I have moved over to WhittereronAutism.com. Please follow the link to find me there. Hope to see you after the jump! :)

Monday, November 20, 2006

7 Tips - Coping mechanisms for parents of children who have just been diagnosed with autism

1. Make sure that you are alone. Scream as loudly as your lungs permit, for as long as you are able. Cry until you are incoherent. Ensure that you have an adequate supply of tissues. [translation = several catering sized boxes of Kleenex]

2. Take a damp cloth and wipe your face until your breathing returns to approximately normal. [translation = your regular breathing rate]

3. Visit or phone a true pal [translation = friend] and/ or relative [translation = family member] and talk. Advise them that you are likely to blub [translation = weep] and that they do not need to respond merely listen.

4. Start reading the paperwork that the professional who diagnosed your child gave you. N.B. If the pile of paper is too heavy to carry skip to the ‘recommendations’ page. N.B,B. make sure that you have a medical dictionary with a large font size at your elbow for reference.

5. If you find that your brain has shriveled to the size of a pea and that you are incapable of taking in technical information, push the paper work to one side and go and do your favourite thing instead. If you discover that your favourite thing is not working, do not worry, normal service will be resumed in the future.

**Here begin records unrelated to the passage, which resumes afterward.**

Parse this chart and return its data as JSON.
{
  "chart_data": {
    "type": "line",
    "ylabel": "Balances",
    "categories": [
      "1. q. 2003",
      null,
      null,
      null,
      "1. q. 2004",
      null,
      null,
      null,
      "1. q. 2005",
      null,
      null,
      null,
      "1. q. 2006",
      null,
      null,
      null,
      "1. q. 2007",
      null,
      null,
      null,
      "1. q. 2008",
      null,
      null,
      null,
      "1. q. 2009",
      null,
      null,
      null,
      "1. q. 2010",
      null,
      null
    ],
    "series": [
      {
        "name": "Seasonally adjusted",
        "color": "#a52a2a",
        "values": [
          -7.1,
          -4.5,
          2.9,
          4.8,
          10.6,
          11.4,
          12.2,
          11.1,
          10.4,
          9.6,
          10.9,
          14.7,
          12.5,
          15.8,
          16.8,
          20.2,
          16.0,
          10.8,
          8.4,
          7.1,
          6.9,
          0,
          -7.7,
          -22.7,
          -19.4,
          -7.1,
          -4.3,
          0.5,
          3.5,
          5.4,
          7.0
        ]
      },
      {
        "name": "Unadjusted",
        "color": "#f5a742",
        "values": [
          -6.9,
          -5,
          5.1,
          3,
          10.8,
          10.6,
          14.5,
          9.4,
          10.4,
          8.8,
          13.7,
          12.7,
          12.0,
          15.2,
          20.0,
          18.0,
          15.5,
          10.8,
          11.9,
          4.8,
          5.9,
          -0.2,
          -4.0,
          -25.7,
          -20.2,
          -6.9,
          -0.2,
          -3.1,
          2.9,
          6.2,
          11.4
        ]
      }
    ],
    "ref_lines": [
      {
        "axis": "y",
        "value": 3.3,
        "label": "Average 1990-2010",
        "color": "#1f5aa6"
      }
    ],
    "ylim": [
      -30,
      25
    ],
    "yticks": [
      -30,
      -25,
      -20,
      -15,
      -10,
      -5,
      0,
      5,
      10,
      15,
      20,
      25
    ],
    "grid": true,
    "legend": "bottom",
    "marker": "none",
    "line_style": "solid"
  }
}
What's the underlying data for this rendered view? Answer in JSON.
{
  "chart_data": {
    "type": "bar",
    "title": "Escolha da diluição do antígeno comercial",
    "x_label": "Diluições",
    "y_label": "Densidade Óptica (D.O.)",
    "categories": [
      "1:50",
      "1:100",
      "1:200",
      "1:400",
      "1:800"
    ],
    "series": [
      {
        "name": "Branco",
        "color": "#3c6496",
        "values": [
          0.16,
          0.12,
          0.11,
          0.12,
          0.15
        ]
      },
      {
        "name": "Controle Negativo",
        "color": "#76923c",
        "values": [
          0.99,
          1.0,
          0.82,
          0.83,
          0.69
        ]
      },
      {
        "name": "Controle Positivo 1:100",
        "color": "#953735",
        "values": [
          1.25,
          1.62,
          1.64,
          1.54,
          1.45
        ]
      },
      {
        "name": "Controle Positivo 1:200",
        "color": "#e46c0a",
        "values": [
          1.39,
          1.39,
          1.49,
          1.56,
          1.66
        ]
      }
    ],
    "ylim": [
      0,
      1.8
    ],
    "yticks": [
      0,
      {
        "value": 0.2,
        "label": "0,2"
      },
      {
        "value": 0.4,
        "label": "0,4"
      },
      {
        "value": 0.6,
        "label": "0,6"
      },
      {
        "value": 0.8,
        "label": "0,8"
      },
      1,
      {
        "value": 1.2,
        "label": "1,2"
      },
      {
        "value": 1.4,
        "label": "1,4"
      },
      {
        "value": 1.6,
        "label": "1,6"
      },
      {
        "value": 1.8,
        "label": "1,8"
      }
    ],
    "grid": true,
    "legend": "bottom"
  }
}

6. I tell you truly that things will improve and that you CAN do this.

7. Seek out aforementioned child/[ren], the same child/[ren] who now owns a new label. Hug and kiss that same child/[ren] with or without labels.


chrisd said...


You forgot #8-have internet supply you with many internet hugs.

love to you and your family--Chrisd

chrisd said...

um, that was supposed to read internet friends...


There's another one for good measure!

Jerry Grasso said...

Truly a great post - with great photos to go with it.

For me, we got the diagnosis, and I literally had to go to the airport and catch a flight from Atlanta to New York City. I cried on a plane, listening to iTunes. I cried in the cab to the hotel. I cried in the hotel (by the way, this doesn't matter if you are male or female). I walked to dinner with a friend of mine who also happened to be in NYC and he let me lean on his shoulder all night. I cried at the restaurant. I cried in bed.

I then met with the New York Times and an executive for breakfast the next morning with my professional game face.

When it was all over from a day of meeting with the media.

I cried on the flight back from NYC to Atlanta.

On the drive home.

I slept that night in bed with Demetrius, and I think he still has marks from my squeezing him so hard (and he loved every minute of it with his sensory integration issues).

Great posting! Loved it!

mommyguilt said...

INCREDIBLE! I think everyone should read this. It is the truth. And yes, definitely, seek out the enormous amount of support here on the net. Newly diagnosed's don't always know that they're not alone, not at all alone!

Anonymous said...

Very fun post, blog, and self-description...came tracking you from The Mouse Blog and was intrigued to visit your site after reading "Child Expander" as your occupation...

You should consider launching the AACE-American Association of :-)

AshleyLeo said...

OMG this is the perfect list. I think I did exactly those things, followed by a giant nap.

Lora said...

Bravo! What a perfect list, wish I had it when Griffin was first diagnosed. Keep up the great work!

Dianne and Eric said...

Hi thanks for reading my blog its been a long day ,... ok long 2 months, Id be happy to chat i couldnt find an email for you but you can reach me at dianne69@yahoo.com I also have yahoo messanger and can be reached there on the same ID dianne69
thanks and hugs!

Denise said...

I would only add that after completing your list, you get on the phone to every mother of another child with autism you can find and start talking.

AK said...

I can voucher to say that this also applies for when you get diagnoised with it as well... it's like you do the parent thing and the kid thing all at once.

great list of advice :)

Anonymous said...

Great post!

kristina said...

List also applies for when you have one of those days beyond terrible------email, email, email, and music. And (for me) a nice hot cup of coffee and a deep breath.